Ella entró en su propio dormitorio, sin mirar a River de nuevo ni una sola vez, quizás para no tener que admitir que se había dado cuenta del aspecto molesto y desconfiado del mago. Una vez más la elfa había rodeado una pregunta directa con grosera impunidad. Y River, que se daba cuenta de que había muchas más preguntas que respuestas, empezaba a sentirse ya molesto de verdad. Allí era Eyrien solamente la que decidía lo que ellos debían saber, pero River ya no estaba dispuesto a seguir acatando aquella norma impuesta.
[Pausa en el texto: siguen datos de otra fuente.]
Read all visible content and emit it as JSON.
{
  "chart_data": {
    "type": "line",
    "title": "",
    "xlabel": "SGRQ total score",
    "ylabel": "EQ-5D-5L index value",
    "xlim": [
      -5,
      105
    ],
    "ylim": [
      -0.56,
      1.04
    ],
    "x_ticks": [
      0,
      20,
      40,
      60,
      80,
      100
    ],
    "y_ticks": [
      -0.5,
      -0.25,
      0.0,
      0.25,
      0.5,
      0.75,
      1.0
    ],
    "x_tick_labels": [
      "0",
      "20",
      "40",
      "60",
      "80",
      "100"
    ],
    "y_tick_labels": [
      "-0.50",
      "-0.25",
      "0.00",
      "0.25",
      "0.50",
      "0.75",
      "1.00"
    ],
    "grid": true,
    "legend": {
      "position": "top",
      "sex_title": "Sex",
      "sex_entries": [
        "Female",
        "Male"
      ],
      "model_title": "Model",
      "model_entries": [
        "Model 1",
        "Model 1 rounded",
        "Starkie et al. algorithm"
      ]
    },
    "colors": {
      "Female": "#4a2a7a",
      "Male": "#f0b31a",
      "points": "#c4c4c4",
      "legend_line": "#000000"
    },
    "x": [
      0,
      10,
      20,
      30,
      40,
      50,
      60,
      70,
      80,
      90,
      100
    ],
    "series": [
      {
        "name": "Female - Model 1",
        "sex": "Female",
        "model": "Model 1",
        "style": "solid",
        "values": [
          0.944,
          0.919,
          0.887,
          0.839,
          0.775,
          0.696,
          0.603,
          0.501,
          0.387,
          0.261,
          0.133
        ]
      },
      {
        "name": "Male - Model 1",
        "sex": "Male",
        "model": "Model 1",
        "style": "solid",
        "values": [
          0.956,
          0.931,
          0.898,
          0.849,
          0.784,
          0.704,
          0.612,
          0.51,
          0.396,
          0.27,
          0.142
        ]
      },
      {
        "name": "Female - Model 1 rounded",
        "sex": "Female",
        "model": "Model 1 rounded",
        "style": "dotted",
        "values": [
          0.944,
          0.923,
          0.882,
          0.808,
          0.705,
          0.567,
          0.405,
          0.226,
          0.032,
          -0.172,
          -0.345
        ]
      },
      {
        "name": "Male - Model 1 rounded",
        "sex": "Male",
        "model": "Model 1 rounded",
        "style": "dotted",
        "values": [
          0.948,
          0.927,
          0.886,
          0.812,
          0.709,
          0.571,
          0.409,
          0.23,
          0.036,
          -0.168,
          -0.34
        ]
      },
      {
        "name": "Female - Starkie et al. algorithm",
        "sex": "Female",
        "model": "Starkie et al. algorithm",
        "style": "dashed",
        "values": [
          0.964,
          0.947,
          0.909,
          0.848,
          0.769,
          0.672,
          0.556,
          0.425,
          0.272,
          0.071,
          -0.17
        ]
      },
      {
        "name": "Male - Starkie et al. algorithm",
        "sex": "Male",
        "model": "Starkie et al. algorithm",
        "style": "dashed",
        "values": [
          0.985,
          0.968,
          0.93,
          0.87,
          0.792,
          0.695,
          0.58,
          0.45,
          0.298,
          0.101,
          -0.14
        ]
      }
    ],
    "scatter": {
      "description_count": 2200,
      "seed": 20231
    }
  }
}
Después de husmear un poco en todas las habitaciones, River y Killian se quedaron juntos en una grande y espaciosa que tenía dos lechos y una ventana de cortinas opacas que daba, como había adivinado River, al extremo sudeste de la ciudad de Gevinen. Que ya no estaban en la posada era un hecho claro, y mientras River desempacaba sus cosas para cambiarse de ropa y refrescarse en la jofaina de agua que tenía junto al lecho, se preguntó si el posadero sería un geviniano renegado o un aldeano libre infiltrado. Killian se había tumbado un rato en la cama a descansar y miraba al techo de vigas de madera pulida.

—¿Por qué tengo cada vez más la sensación de que Eyrien nos oculta cosas? —preguntó mientras River se quitaba las botas y las lanzaba a un lado de la habitación.

El mago se lo quedó mirando un momento, contento de que ambos se hubieran dado cuenta y no fuesen sólo imaginaciones suyas.

—Porque una de dos: o cada vez nos oculta más cosas, o cada vez se molesta menos en ocultar lo que no quiere que sepamos —contestó—. Me gusta Eyrien, pero debería ser un poco más clara. Así no podremos confiar nunca en ella.

Luego se levantó, se quitó la camisa y fue a lavarse la cara antes de ponerse ropa limpia.

—Es que yo creo que
no
quiere que confiemos más en ella —dijo Killian—. Parece como una prueba de lealtad, o de paciencia. Me pregunto si con mi tío también fue así de reservada; ahora parecen llevarse estupendamente.

—Pues no lo sé —dijo River sentándose en el borde de su cama para ponerse otras botas—. Pero yo no estoy dispuesto a seguir siendo la sombra ignorante de Eyrien. Si no fuera porque es quien es, diría que es una jovencita mimada y demasiado acostumbrada a salirse con la suya.

En aquel momento sonaron unos suaves golpes en la puerta.

—La jovencita mimada se ha cansado de esperaros aquí fuera, así que irá adelantándose hacia la taberna —resonó la voz de Eyrien en el exterior—. Os dejaré la antorcha, pues yo no la necesito. Y coged las llaves antes de salir.

Poco después se oyó la puerta principal al cerrarse y luego sólo más silencio. Cuando tuvieron claro que Eyrien no iba a chamuscarles los dedos como castigo, se relajaron un poco y River se llevó turbado una mano a la nuca.

—Desde luego, tus dotes de conquistador son insuperables, River —le dijo Killian con sorna—. Tú sigue así y conseguirás que Eyrien nos eche a los guls en cuanto lleguemos a Sentrist.

River ni siquiera respondió, estaba demasiado ocupado en dedicarse unos cuantos improperios a sí mismo y decidiendo de qué manera podría mirar de nuevo a Eyrien a la cara sin enrojecer o sin sentirse un crío maleducado. Mientras esperaba sentado en el borde de la cama a que Killian se cambiara de ropa, acabó decidiendo que él sólo había dicho lo que pensaba y que, si a Eyrien no le gustaba, podía sincerarse un poco con ellos. Así que, para cuando abandonaban la habitación y enfilaban de nuevo el largo pasillo, River ya estaba del todo convencido de que no tenía nada que reprocharse a sí mismo.